• Denying the Eleplant

    Posted by mark-tremblay on April 2, 2019 at 5:48 pm

    As a 49 year old recovering alcoholic, CF patient diagnosed at 18 months I used to but no longer deny the elephant because when I do I put up Walls that make loving and being loved harder. I’m not saying to be some squishy hippy I’m saying this because we are inherently social beings and CF with it’s symptoms and burden of care makes life harder. Sharing your life with others generally lightens the added weight of CFers especially carry. I remember the first time I witnessed how CF altered my psychological makeup. I was an assistant kindergarten teacher while I was working on my Bacholor’s in psychology and one of my 6 year old students had to leave school because her uncle died in a car crash. She was crying so I hugged her and walked her out to her parents. Trying to be empathetic I said to her, “don’t worry you’re young you won’t die.” She looked at me in horror and said, “I know but what if something happens to my parents. Who will take care of me?” I disn’t say a word I just looked at her and cried inside because I was obsessed with my own mortality at 6 and I had no idea what it was like to live the light life of that little girl. What I learned later while working on my Masters in Psyhology is that normal children at 6 when confronted with death fear for their caregivers not for themselves. That’s a long winded way of saying if you grew up with CF your entire psychological makeup and cognitive structures have been altered in little and big ways because of your disease. You can no more remove your CF from your psyche than you can remove your head from your body. I have learned to embrace my CF and it’s psychological sequalae and share all of it with those around me so that I feel closer to others and they are enriched by getting glimpse of life through the lens of someone who has spent hos life in the hourglass. Be the CFer you were meant to be and live boldly!!!
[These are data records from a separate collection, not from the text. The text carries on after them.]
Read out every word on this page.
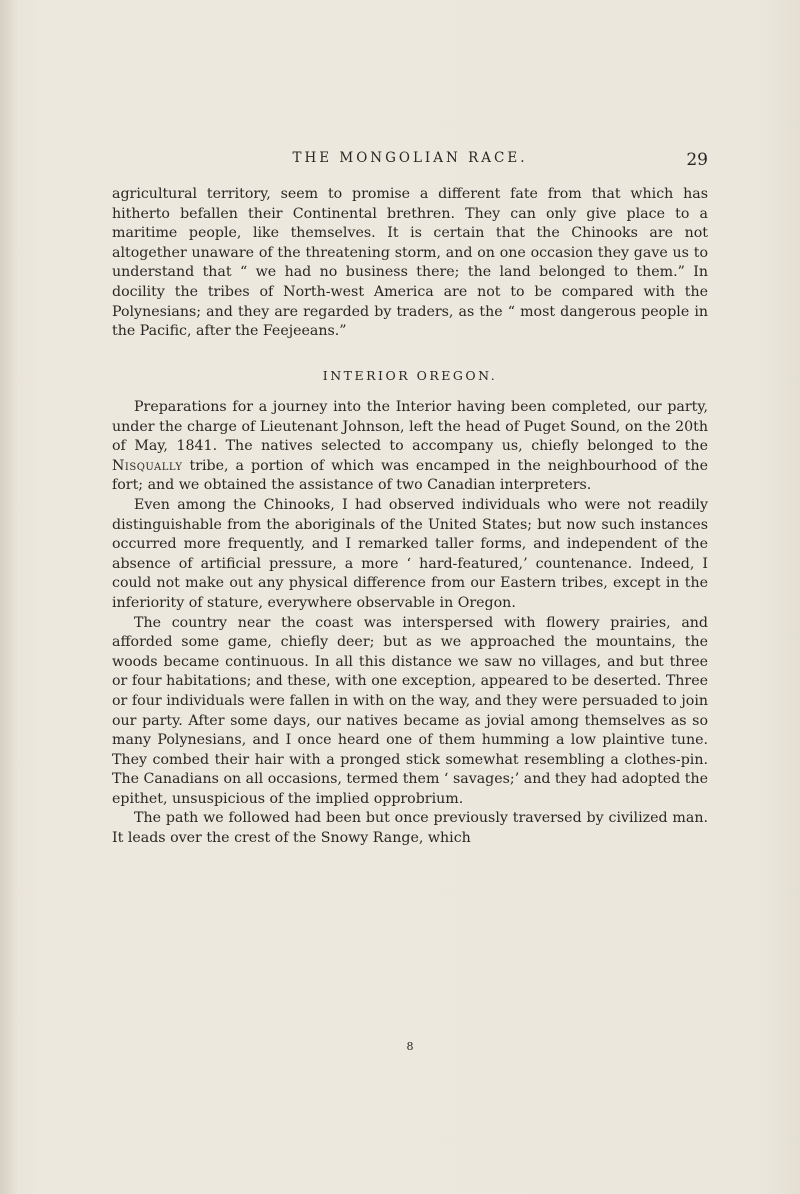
THE MONGOLIAN RACE.	29

agricultural territory, seem to promise a different fate from that which has hitherto befallen their Continental brethren. They can only give place to a maritime people, like themselves. It is certain that the Chinooks are not altogether unaware of the threatening storm, and on one occasion they gave us to understand that “ we had no business there; the land belonged to them.” In docility the tribes of North-west America are not to be compared with the Polynesians; and they are regarded by traders, as the “ most dangerous people in the Pacific, after the Feejeeans.”

INTERIOR OREGON.

Preparations for a journey into the Interior having been completed, our party, under the charge of Lieutenant Johnson, left the head of Puget Sound, on the 20th of May, 1841. The natives selected to accompany us, chiefly belonged to the Nisqually tribe, a portion of which was encamped in the neighbourhood of the fort; and we obtained the assistance of two Canadian interpreters.

Even among the Chinooks, I had observed individuals who were not readily distinguishable from the aboriginals of the United States; but now such instances occurred more frequently, and I remarked taller forms, and independent of the absence of artificial pressure, a more ‘ hard-featured,’ countenance. Indeed, I could not make out any physical difference from our Eastern tribes, except in the inferiority of stature, everywhere observable in Oregon.

The country near the coast was interspersed with flowery prairies, and afforded some game, chiefly deer; but as we approached the mountains, the woods became continuous. In all this distance we saw no villages, and but three or four habitations; and these, with one exception, appeared to be deserted. Three or four individuals were fallen in with on the way, and they were persuaded to join our party. After some days, our natives became as jovial among themselves as so many Polynesians, and I once heard one of them humming a low plaintive tune. They combed their hair with a pronged stick somewhat resembling a clothes-pin. The Canadians on all occasions, termed them ‘ savages;’ and they had adopted the epithet, unsuspicious of the implied opprobrium.

The path we followed had been but once previously traversed by civilized man. It leads over the crest of the Snowy Range, which

8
    luisa-palazola replied 5 years ago 2 Members · 1 Reply
  • 1 Reply
  • luisa-palazola

    April 2, 2019 at 9:51 pm

    Hey @tremblaymagmail-com I know for me I have had a different perspective growing up with CF, and I think maybe that was related to being a later diagnosis (I was nine when diagnosed) and my doctors growing up had always emphasized a future for me. Granted, I was always aware of my mortality and still am — and that’s definitely influenced my behaviors and relationships with others. Lately, I’ve found myself super appreciative and grateful for those who surround me, and I always let them know. I don’t think many people do that as often as I do, simply because the idea of dying doesn’t occur to them or they aren’t confronted with it as often. Or, that’s what I think. I think most people are very uncomfortable with the idea of death, and me as well, but I also know that.